Over the years, I have been more than willing to share my opinion of Donald J. Trump, who I had hoped would just fade from the US political scene. That was a strategy suggested at the very beginning eight years ago: “Just ignore him and he’ll go away.” A narcissist’s worst nightmare.
However, that strategy failed badly.
Trump’s contribution to U.S. discord, mayhem, and general chaos is a perfect example of where that childish impulse takes all of us, and how rapidly political discourse can deteriorate.
When Bob Woodward published Fear: Trump in the White House back in 2018, it was well received and reviewed. The title came from a March 2016 interview with Trump in which he stated: “Real power is–I don’t even want to use the word–Fear.”
The initial volume in a trilogy, it covers the first two years of the Trump Presidency and lifts the curtain on how crazy things got and how close the U.S. came to a major conflict with North Korea.
One line in Fear is memorable for the way it summarizes Trump’s Presidency: “It seems clear that many of the president’s senior advisors…are extremely concerned with his erratic nature, his relative ignorance, his inability to learn, as well as what they consider his dangerous views.”
The straw that broke the camel’s back came with Trump’s commentary on the Charlottesville White Supremacist Rally, when he said “you had people that were very fine people on both sides.”Woodward observes that from that moment, “There was a more hostile relationship with the media. The culture wars were reinvigorated. There was a racist tinge. Trump accelerated it…The fire was going to burn, and it was going to burn brightly.”
The second volume of Woodward’s series, Rage, unlike the first book, is based on seventeen interviews with Trump by Woodward. It was published in 2020, during the Pandemic.
The one-word title comes from a quote from the President on March 31st, 2016: “I bring rage out. I do bring rage out. I always have. I don’t know if that’s an asset or a liability, but whatever it is, I do.” Obviously, a revealing self-reflection.
The most important and surprisingly candid revelations in the book come not from Donald Trump, but from his son-in-law Jared Kushner. Woodward looks for “reflectors” of his subject who know the person intimately. He hit the motherlode with Kushner, who was exceptionally frank and offered four recommendations to better understand Donald Trump:
1) Read 2018 Wall Street Journal column by Peggy Noonan, in which she states: “He’s crazy … and it’s kind of working … epic instability, mismanagement and confusion … an unhinged or not-fully-hinged quality that feels like a screwball tragedy.”
2) Compare Trump to the Cheshire Cat in Alice in Wonderland, who suggests: “If you don’t know where you’re going, any path will get you there.”

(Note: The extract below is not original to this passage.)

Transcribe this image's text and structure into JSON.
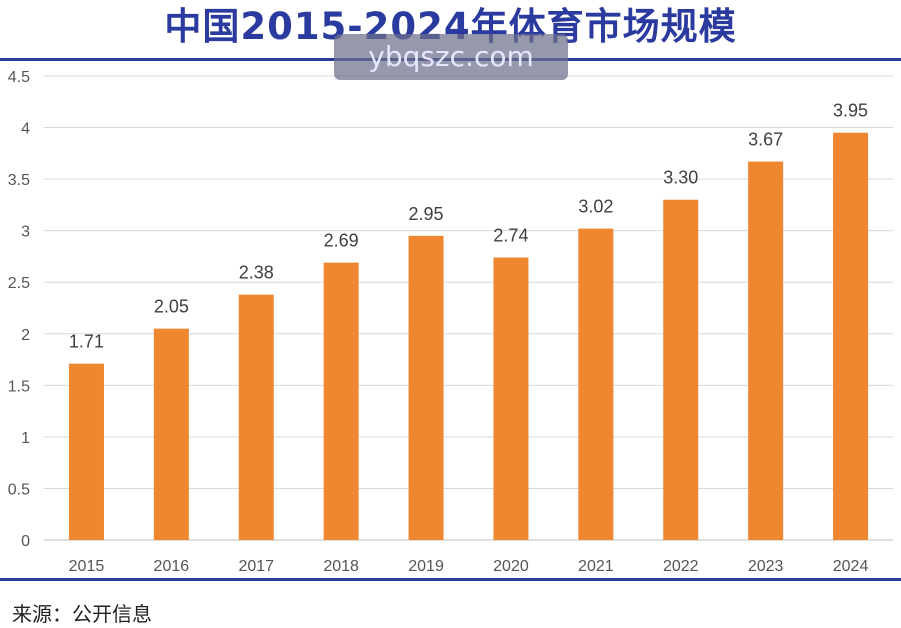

3) Read Chris Whipple’s 2018 book The Gatekeepers about White House Chiefs of Staff and how they control access to the Oval Office. Whipple wrote that Trump, “clearly had no idea how to govern … and almost a year into his presidency, Trump will be Trump, no matter his chief of staff.”
4) Read Scott Adam’s book Win Bigly: Persuasion in a World Where Facts Don’t Matter. Adams, the creator of the Dilbert comic strip, explains that Trump’s misstatements of fact are not errors, but “intentional wrongness persuasion.” Trump’s base believes that every word he speaks is the truth, as disseminated now via the Truth Social online platform. Radio created Hitler, but social media and reality TV gave birth to Trump.
Kushner hit the nail on the head when he said understanding Trump meant understanding Alice in Wonderland. The Queen of Heart’s rage is not far removed from that of Donald Trump and that infamous line “You’re fired!” (on The Apprentice)—if only a little more civil than “Off with their heads.”
These political cartoons say it all.
The final installment in the Woodward Trump library is Peril, written with co-author Robert Costa and published in September 2021. The title comes not from Trump, but U.S. President Joe Biden, at his January 2021 inaugural address, when the new President said, “We have much to do in this winter of peril.”
Peril starts with a description of the aftermath following the U. S. Capitol insurrection. Here again, the revelations come from a different source— Congressman Adam Smith—who flew back from Washington to Seattle on the day after the insurrection with a plane load of MAGA-hat-wearing ReTrumplicans.
Smith describes the white supremacist and anti-Semitic laced conversations taking place all around him. The Congressman sees Trump as “a hundred-year flood in American democracy.” He summarizes his observations about Trump by declaring, “The focus needs to be making sure that we don’t let a lunatic back into the White House … Trump is mentally unstable. He’s a narcissistic psychopath. The great fear was that he would use the Pentagon and the Department of Defense basically to stage a coup.”
Woodward and Costa’s final paragraph sends a chill up my spine as they project into the future: “But we also saw darkness. He could be petty. Cruel. Bored by American history and dismissive of governing traditions that had long guided elected leaders. Tantalized by the prospect of power…Could Trump work his will again? Were there limits to what he and his supporters might do to put him back in power. Peril remains…”
An unsettling conclusion, given the present potential of a second Trump Presidency.